O conceito de resiliência tem atualmente um grande impacto na literatura anglo-saxônica, consagrada às ciências do desenvolvimento. Psiquiatras e psicólogos, como M. Rutter em Londres, E. E. Werner, N. Garmery e G. E. Vaillant, nos Estados Unidos, criaram o conceito. Etólogos, por suas observações experimentais e suas teorias sobre a psicologia evolucionista e a adaptação estenderam esses trabalhos: J. Bowlby, R. Spitz, L. Sroufe, J. Suomi, M. Ainsworth e E. Tronick.
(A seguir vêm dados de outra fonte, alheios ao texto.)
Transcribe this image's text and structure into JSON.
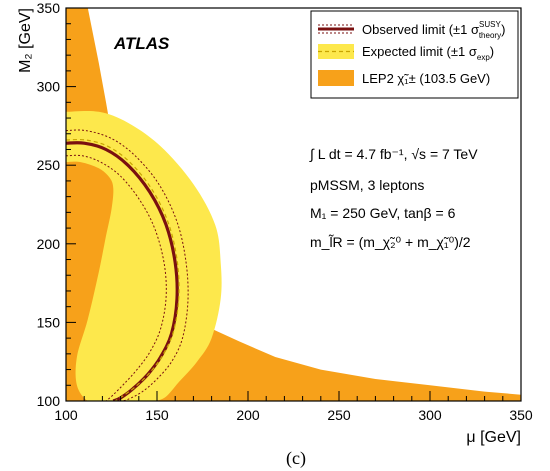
{
  "chart_data": {
    "type": "contour",
    "experiment_label": "ATLAS",
    "xlabel": "μ [GeV]",
    "ylabel": "M₂ [GeV]",
    "xlim": [
      100,
      350
    ],
    "ylim": [
      100,
      350
    ],
    "x_ticks": [
      "100",
      "150",
      "200",
      "250",
      "300",
      "350"
    ],
    "y_ticks": [
      "100",
      "150",
      "200",
      "250",
      "300",
      "350"
    ],
    "panel_label": "(c)",
    "legend_position": "top-right",
    "legend": [
      {
        "key": "observed",
        "label": "Observed limit (±1 σ",
        "sup": "SUSY",
        "sub": "theory",
        "tail": ")"
      },
      {
        "key": "expected",
        "label": "Expected limit (±1 σ",
        "sub": "exp",
        "tail": ")"
      },
      {
        "key": "lep2",
        "label": "LEP2  χ̃₁± (103.5 GeV)"
      }
    ],
    "annotations": {
      "lumi": "∫ L dt = 4.7 fb⁻¹, √s = 7 TeV",
      "model": "pMSSM, 3 leptons",
      "params": "M₁ = 250 GeV, tanβ = 6",
      "slepton": "m_l̃R = (m_χ̃₂⁰ + m_χ̃₁⁰)/2"
    },
    "colors": {
      "lep2": "#f7a11a",
      "expected_band": "#fde84c",
      "observed": "#7a1010",
      "expected_line": "#c8a400"
    },
    "lep2_region": {
      "x": [
        100,
        112,
        118,
        122,
        125,
        129,
        133,
        138,
        145,
        152,
        160,
        170,
        180,
        195,
        215,
        240,
        270,
        300,
        330,
        350,
        350,
        100
      ],
      "y": [
        350,
        350,
        315,
        290,
        270,
        250,
        230,
        210,
        190,
        172,
        160,
        152,
        146,
        138,
        128,
        120,
        114,
        110,
        106,
        104,
        100,
        100
      ]
    },
    "lep2_left_region": {
      "x": [
        100,
        106,
        113,
        118,
        121,
        123,
        124,
        124,
        124,
        100
      ],
      "y": [
        240,
        240,
        234,
        222,
        205,
        185,
        160,
        130,
        100,
        100
      ]
    },
    "expected_band": {
      "x": [
        100,
        118,
        134,
        152,
        170,
        182,
        185,
        185,
        180,
        172,
        162,
        154,
        146,
        138,
        130,
        120,
        112,
        106,
        106,
        112,
        118,
        122,
        125,
        126,
        124,
        118,
        108,
        100
      ],
      "y": [
        284,
        284,
        277,
        262,
        238,
        212,
        188,
        165,
        140,
        125,
        112,
        102,
        100,
        100,
        100,
        100,
        100,
        110,
        128,
        152,
        182,
        205,
        222,
        235,
        242,
        248,
        252,
        252
      ]
    },
    "observed_limit": {
      "x": [
        100,
        110,
        122,
        134,
        146,
        155,
        160,
        161,
        158,
        152,
        145,
        137,
        130,
        126
      ],
      "y": [
        264,
        264,
        260,
        250,
        233,
        212,
        188,
        165,
        143,
        128,
        117,
        108,
        102,
        100
      ]
    },
    "expected_limit": {
      "x": [
        100,
        111,
        123,
        135,
        147,
        156,
        161,
        162,
        159,
        153,
        146,
        138,
        131,
        127
      ],
      "y": [
        266,
        266,
        262,
        252,
        235,
        214,
        190,
        166,
        144,
        129,
        118,
        109,
        103,
        100
      ]
    },
    "observed_minus1sigma": {
      "x": [
        100,
        111,
        125,
        138,
        151,
        161,
        166,
        167,
        164,
        158,
        150,
        142,
        134,
        130
      ],
      "y": [
        272,
        272,
        267,
        256,
        238,
        214,
        188,
        163,
        140,
        125,
        114,
        106,
        101,
        100
      ]
    },
    "observed_plus1sigma": {
      "x": [
        100,
        109,
        119,
        130,
        141,
        149,
        154,
        155,
        152,
        146,
        139,
        132,
        126,
        122
      ],
      "y": [
        256,
        256,
        252,
        243,
        227,
        209,
        187,
        166,
        146,
        131,
        120,
        111,
        104,
        100
      ]
    }
  }
}
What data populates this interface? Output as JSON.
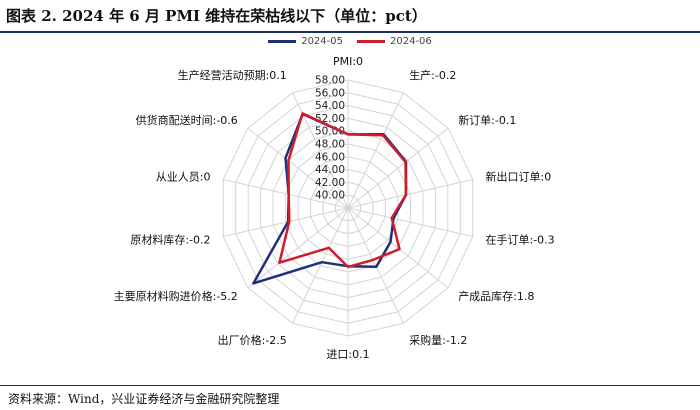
{
  "title": "图表 2.   2024 年 6 月 PMI 维持在荣枯线以下（单位：pct）",
  "source": "资料来源：Wind，兴业证券经济与金融研究院整理",
  "colors": {
    "series_1": "#1f2f7a",
    "series_2": "#cc1e2b",
    "grid": "#d4d4d4",
    "text": "#111111"
  },
  "chart_data": {
    "type": "radar",
    "title": "",
    "categories": [
      "PMI:0",
      "生产:-0.2",
      "新订单:-0.1",
      "新出口订单:0",
      "在手订单:-0.3",
      "产成品库存:1.8",
      "采购量:-1.2",
      "进口:0.1",
      "出厂价格:-2.5",
      "主要原材料购进价格:-5.2",
      "原材料库存:-0.2",
      "从业人员:0",
      "供货商配送时间:-0.6",
      "生产经营活动预期:0.1"
    ],
    "r_axis": {
      "min": 38,
      "max": 58,
      "tick_labels": [
        "40.00",
        "42.00",
        "44.00",
        "46.00",
        "48.00",
        "50.00",
        "52.00",
        "54.00",
        "56.00",
        "58.00"
      ],
      "ticks": [
        40,
        42,
        44,
        46,
        48,
        50,
        52,
        54,
        56,
        58
      ]
    },
    "grid": true,
    "legend_position": "top-center",
    "series": [
      {
        "name": "2024-05",
        "color": "#1f2f7a",
        "values": [
          49.5,
          50.8,
          49.6,
          47.3,
          45.3,
          46.5,
          48.2,
          47.1,
          47.4,
          56.9,
          47.6,
          47.5,
          50.5,
          54.3
        ]
      },
      {
        "name": "2024-06",
        "color": "#cc1e2b",
        "values": [
          49.5,
          50.6,
          49.5,
          47.3,
          45.0,
          48.3,
          47.0,
          47.2,
          44.9,
          51.7,
          47.4,
          47.5,
          49.9,
          54.4
        ]
      }
    ]
  }
}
A. S. Masten foi uma das primeiras a estabelecer uma associação entre resiliência e humor e E. Grotberg reintroduziu o otimismo em psicologia... A resiliência pode ser construída tal como uma peça de tricô: daí a expressão “tricotar a resiliência”. Ela não deve ser pesquisada apenas no interior da pessoa, nem em seu ambiente, mas entre os dois, porque ela alimenta sem cessar uma relação entre um futuro íntimo e futuro social (comunidade de destino).

Fonte: Cyrulnik, B (1999:209-211;206) – Un Merveilleux Malheur, Paris, Editions Odile Jacob.